Not On A Bite? Tales of The Grip Hoist


            I am a gripper of the hoist. That means that my specialty skill is rigging, using a griphoist to set up highlines and/or draglines to move heavy objects like boulders that would be otherwise too difficult to move. Our motto is “Slow and boring!” mostly because if we mess up, boulders can go crashing through the forest, wreaking havoc wherever they may!

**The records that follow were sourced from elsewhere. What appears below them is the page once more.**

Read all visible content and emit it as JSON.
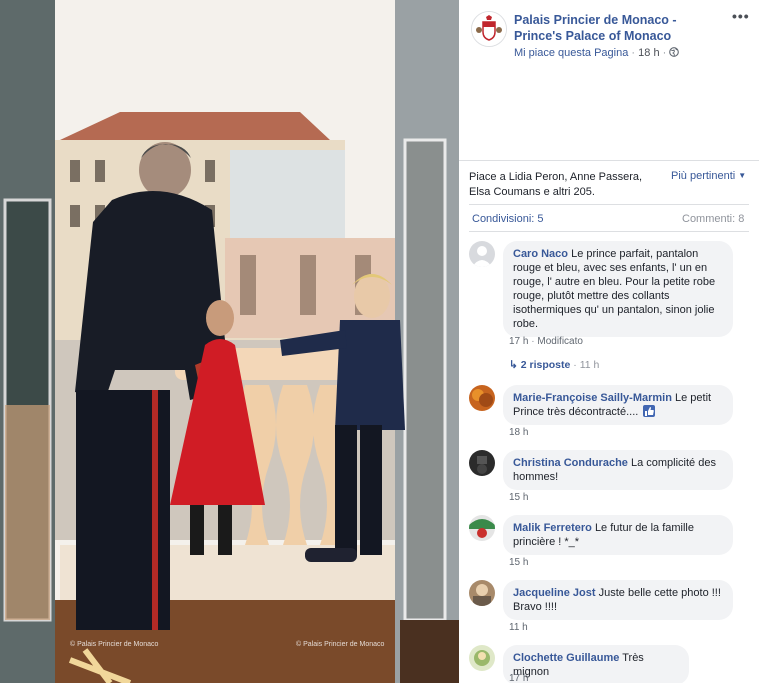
{
  "page": {
    "name": "Palais Princier de Monaco - Prince's Palace of Monaco",
    "like_label": "Mi piace questa Pagina",
    "timestamp": "18 h",
    "more_label": "•••",
    "globe_icon": "globe-icon",
    "avatar_icon": "monaco-crest-icon"
  },
  "photo": {
    "watermark_left": "© Palais Princier de Monaco",
    "watermark_right": "© Palais Princier de Monaco"
  },
  "reactions": {
    "likes_text": "Piace a Lidia Peron, Anne Passera, Elsa Coumans e altri 205.",
    "sort_label": "Più pertinenti",
    "shares": "Condivisioni: 5",
    "comments": "Commenti: 8"
  },
  "comments": [
    {
      "author": "Caro Naco",
      "text": "Le prince parfait, pantalon rouge et bleu, avec ses enfants, l' un en rouge, l' autre en bleu. Pour la petite robe rouge, plutôt mettre des collants isothermiques qu' un pantalon, sinon jolie robe.",
      "time": "17 h",
      "edited": "Modificato",
      "replies": "2 risposte",
      "replies_time": "11 h",
      "avatar_color": "#d8dade"
    },
    {
      "author": "Marie-Françoise Sailly-Marmin",
      "text": "Le petit Prince très décontracté....",
      "time": "18 h",
      "avatar_color": "#c7641f",
      "emoji_icon": "thumbs-up-emoji-icon"
    },
    {
      "author": "Christina Condurache",
      "text": "La complicité des hommes!",
      "time": "15 h",
      "avatar_color": "#2b2b2b"
    },
    {
      "author": "Malik Ferretero",
      "text": "Le futur de la famille princière ! *_*",
      "time": "15 h",
      "avatar_color": "#3a8a4a"
    },
    {
      "author": "Jacqueline Jost",
      "text": "Juste belle cette photo !!! Bravo !!!!",
      "time": "11 h",
      "avatar_color": "#a88a6a"
    },
    {
      "author": "Clochette Guillaume",
      "text": "Très mignon",
      "time": "17 h",
      "avatar_color": "#9ab86a"
    }
  ]
}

            Specialty skills week has been a whirlwind of learning new skills and honing decision-making processes, making rocky (ha!) puns, and overcoming the challenge of the seemingly never-ending Massachusetts winter. Specialty skills week has also served in molding this tight-knit crew of 26 corps members into smaller, even tighter-knit groups between each specialty skill (chainsaw, griphoist, and carpentry). Over the past week, each group has made so many accomplishments, which really makes our communal meal times more exciting – hearing stories of a sawyer’s first felling of a tree, winning a shirt in the Game of Logging, and even cutting a cookie! Meal time also serves as a forum for telling such stories – about how I climbed a tree to put up a sling and snatchblock and how we as a group levitated a boulder! How cool is that?! Corps members in each specialty skill group seem to even be able to talk to each other using secret code lingo specific to each skill (Can you bring me that snatchblock and shackle so I can work on our angle of deflection?).

            At one point in our training, we were working on knot-tying, learning a basic overhand knot on a bight. A bight is a loop in a rope. The instructor showed us the knot and somebody asked, “What’s an overhand not on a bight?” A few of us were confused: hadn’t the instructor just showed it to us?

“This IS the overhand knot on a bight!” the instructor said as he held up the knot for us to see.

“But what is the overhand not on a bight?” This conversation went around for a minute or two as we all tried to figure out what was causing the misunderstanding and correcting it. After we realized that the two words sounding exactly the same (knot, not) were creating the problem, we all had a good laugh.

            It just goes to show that communication is a key component of any team , whether it be on the large full-corps community scale, smaller specialty skill groups, and even in more one-on-one conversation. If there is a misunderstanding, talking through it really does help. Who knows – there may something to laugh about later!